28 de março de 2005

"Darkness - As Trevas" (Darkness, 2002), de Jaume Balagueró

O realizador espanhol Jaume Balagueró esperava que tivéssemos medo. E pode-se dizer que tivemos.
Depois da sua auspiciosa estreia com o perturbante thriller "Os Sem Nome", Balagueró regressa aos mesmos temas em "Darkness", embora agora com mais dinheiro, alguns actores afamados e uma maior depuração estética.
Falado em inglês e com actores como Lena Olin, Anna Paquin e Giancarlo Giannini, "Darkness" é uma história que lida com o medo mais ancestral – a escuridão. É um eclipse que simboliza o momento em que forças misteriosas vão espoletar terríveis acontecimentos. São os sentimentos de amor e os laços familiares que, paradoxalmente, convocarão o mal mais fundo, através de consequentes rituais macabros. É com isso que o espectador mais se implica e a história se solidifica, equidistante de Carpenter ("A Cidade dos Malditos") e de Polanski ("A Semente do Diabo").
Balagueró conta com grande fluidez uma história que não parece ter um plano a mais. Tem as sequências indispensáveis para mostrar o que pretende através de uma montagem elegante. Trabalha igualmente muito bem com os efeitos sonoros e com a construção plástica dos ambientes em que os medos se libertam e o terror ameaça.
Com uma mão cheia de sequências muito bem conseguidas (vide o final), este filme impõe o seu autor como um dos mais importantes nomes do actual cinema fantástico europeu, aquele em que os efeitos especiais não são os grandes protagonistas.

8 de março de 2005

"Million Dollar Baby" (2004), de Clint Eastwood

«Million Dollar Baby» (esqueçamos o infeliz título português) é, de facto, um excelente filme. Assenta numa história simples, mas possui três extraordinárias personagens que conferem ao filme um realismo absolutamente fulminante (aqui o cinema é a antítese do artifício). O «boss» Clint Eastwood/Frankie é um homem amargurado pela vida, mas com uma réstea de esperança e auto-confiança que não o deixam cair no vórtice da desilusão. Aliás, possui no seu semblante qualquer coisa de finamente irónico que lhe dá charme e o resgata da comiseração. Morgan Freeman/Scrap (talvez a melhor interpretação do filme) é um ex-pugilista que vive num ginásio com os seus fantasmas e com a amizade não declarada daquele que foi seu treinador.
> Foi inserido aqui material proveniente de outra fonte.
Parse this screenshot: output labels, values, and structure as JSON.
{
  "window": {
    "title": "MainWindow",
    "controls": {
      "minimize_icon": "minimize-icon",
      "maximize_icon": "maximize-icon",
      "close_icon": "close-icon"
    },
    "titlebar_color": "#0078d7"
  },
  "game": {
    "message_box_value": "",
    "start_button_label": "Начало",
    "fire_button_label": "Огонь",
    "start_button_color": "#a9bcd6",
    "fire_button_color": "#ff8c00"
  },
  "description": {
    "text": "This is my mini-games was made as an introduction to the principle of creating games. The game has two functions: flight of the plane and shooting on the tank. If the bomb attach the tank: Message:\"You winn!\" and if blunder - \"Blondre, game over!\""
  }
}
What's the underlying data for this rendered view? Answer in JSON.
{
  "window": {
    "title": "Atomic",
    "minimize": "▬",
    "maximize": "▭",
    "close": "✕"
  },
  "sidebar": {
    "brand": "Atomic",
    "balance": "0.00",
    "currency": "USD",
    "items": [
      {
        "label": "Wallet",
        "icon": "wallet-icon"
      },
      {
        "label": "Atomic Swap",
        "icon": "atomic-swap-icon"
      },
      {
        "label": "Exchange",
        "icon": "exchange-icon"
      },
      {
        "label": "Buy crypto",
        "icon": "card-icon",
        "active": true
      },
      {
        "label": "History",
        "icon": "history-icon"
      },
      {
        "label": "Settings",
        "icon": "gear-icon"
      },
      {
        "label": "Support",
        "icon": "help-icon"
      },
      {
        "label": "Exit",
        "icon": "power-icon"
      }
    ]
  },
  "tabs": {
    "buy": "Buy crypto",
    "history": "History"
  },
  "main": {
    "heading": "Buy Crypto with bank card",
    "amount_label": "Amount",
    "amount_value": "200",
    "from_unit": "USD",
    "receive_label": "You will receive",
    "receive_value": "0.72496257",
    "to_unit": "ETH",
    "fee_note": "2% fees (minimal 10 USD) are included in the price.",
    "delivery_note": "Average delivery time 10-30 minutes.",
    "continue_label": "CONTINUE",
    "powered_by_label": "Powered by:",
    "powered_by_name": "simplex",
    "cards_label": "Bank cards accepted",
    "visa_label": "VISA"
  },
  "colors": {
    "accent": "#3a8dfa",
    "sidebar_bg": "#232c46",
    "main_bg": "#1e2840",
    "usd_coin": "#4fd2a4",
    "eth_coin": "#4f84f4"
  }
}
Finalmente, Hilary Swank é uma espécie de anjo tenaz e desconcertante, apostada em trazer alguma luz à vida destes homens. Quase irreal de tão boa, Maggie procura a sua oportunidade, refugiando-se no treino que a impedirá de ir parar à temida «roulotte». As três personagens cruzam-se e depois, bem, depois é uma história de afectos, memórias, crenças e vicissitudes. Tudo muito natural (não naturalista, atenção!), esculpido na mais alta dignidade e orquestrado no limiar da ficção com um tom tão maduro que inspira respeito. É preciso ser um grande realizador para contar uma história tão tocante com tamanha depuração? Sem dúvida. Mas permitam-me destoar um pouco da tão reverencial recepção que o filme tem tido. Não me parece um trabalho genial de realização nem uma obra-prima absoluta. Essas concepções, já se sabe, são relativas, pelo que não adianta esgrimir argumentos. Apenas me parece, como se fosse pouco, ser mais um exemplo da maturidade (e mestria) de um realizador que já sabíamos ser um dos melhores em actividade. Continua, contudo, por ultrapassar o sublime «As Pontes de Madison County».